Ils veulent tous la même chose, dit – il. Un autre “Notre mystère, nos retrouvailles”. Moi, je ne me sens pas capable de répondre à des attentes ou des obligations commerciales. Cette incapacité m’a libéré et j’ai fini par faire cet album en petit comité avec peu de moyens. Ils ne comprennent pas que si une chanson plaît, c’est par hasard.” Depuis le début des années 80, Marc, qui reste illustrateur et prof à Saint-Luc, a roulé sa bosse dans pas mal de groupes (Objectif Lune, Les Révérends du Prince Albert, Les Tricheurs, La Variété) avant de se lancer en solo presque malgré lui. Celui qui dit aimer Patti Smith, Television, The Cure et Talking Heads opère à mille lieues de ses influences personnelles. Outre le fait d’avoir prêté sa plume à Sylvie Vartan et Dick Rivers, ses deux premiers disques en solitaire, “Un cygne sur l’Orénoque” et “Les Grands Espaces” l’avaient catalogué au rayon variétés.

“C’est vrai que ce sont des univers très différents mais je ne renie rien. Chaque expérience m’a apporté quelque chose. Je n’ai pas besoin de tenter d’appartenir à la famille des gens que j’admire. Je ne me force à rien. Je ne me suis pas dit : je vais faire un album un peu plus élaboré et compliqué pour sortir de mon image de variété. L’élaboration d’un disque se fait sur un long laps de temps. À moins d’avoir la faculté de se mentir, il n’y a pas moyen de tricher.

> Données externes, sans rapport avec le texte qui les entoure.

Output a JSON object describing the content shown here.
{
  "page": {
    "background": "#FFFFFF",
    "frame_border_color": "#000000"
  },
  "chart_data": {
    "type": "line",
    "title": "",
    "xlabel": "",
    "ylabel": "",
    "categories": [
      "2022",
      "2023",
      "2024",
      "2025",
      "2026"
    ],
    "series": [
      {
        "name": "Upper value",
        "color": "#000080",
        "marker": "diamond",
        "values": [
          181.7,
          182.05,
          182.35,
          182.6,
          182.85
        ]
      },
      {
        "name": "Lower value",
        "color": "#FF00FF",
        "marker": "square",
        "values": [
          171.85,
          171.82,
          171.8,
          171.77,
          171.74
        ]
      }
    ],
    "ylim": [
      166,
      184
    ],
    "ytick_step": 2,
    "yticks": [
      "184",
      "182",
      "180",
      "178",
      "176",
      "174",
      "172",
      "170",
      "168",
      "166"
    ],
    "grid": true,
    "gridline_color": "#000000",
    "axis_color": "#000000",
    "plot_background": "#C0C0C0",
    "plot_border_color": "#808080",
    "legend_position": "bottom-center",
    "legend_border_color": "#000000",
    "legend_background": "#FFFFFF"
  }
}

Après deux albums “très français’ et un beau succès (“Notre mystère, nos retrouvailles”), le Hutois publie un disque très personnel. Depuis sa sortie, “Les parallèles se rejoignent” a reçu un accueil plus que positif dans la presse belge, ce qui ne suffit pas pour vendre des kilos d’albums. “J’en ai vendu entre 1.500 et 2.000. On est en Belgique, il ne faut pas rêver. En fin de compte, ça a peu d’importance. Ce n’est pas un critère commercial qui doit donner le ton. Il y a dans la vie toujours une mise en compétition qui me déplaît fortement. Maintenant, les maisons de disque ont des techniques tellement aiguisées qu’elles parviennent à fabriquer des artistes et des tubes. On ne peut plus se battre contre ces machines. Ils fabriquent Star Academy et vendent des millions de disques. À partir de là, mon petit succès me suffit. Une carrière à la Obispo me ferait peur. Bien sûr, j’aimerais quelquefois avoir accès à son compte en banque pour payer les factures. Mais d’un autre côté, ça me ferait peur de ne plus pouvoir changer ou surprendre. Il faut continuer à se poser des questions. Je suis heureux quand je reçois une lettre d’une personne qui a acheté le disque et qui me dit qu’elle l’aime. Ça me suffit.”

Même si l’intrusion de séquences électroniques n’est pas systématiquement une réussite, “Les parallèles se rejoignent” est un disque abouti et touchant (“Scaphandrier”, “Un jour la rivière”, “La Grille du tamis”). Nettement plus orienté pop rock que ses prédécesseurs, il prend sa dimension au regard des textes, souvent métaphoriques. Marc Morgan montre ici un nouveau visage, comme le laissaient présager les titres des morceaux : “Je reviens de loin”, “Fausse route”, “La Ligne d’arrivée”,”À chaque pas je marque un point”.

Jérôme Colin.

Marc Morgan : “Les parallèles se rejoignent” Viva Disc.
Le 23 février aux Halles de Schaerbeek.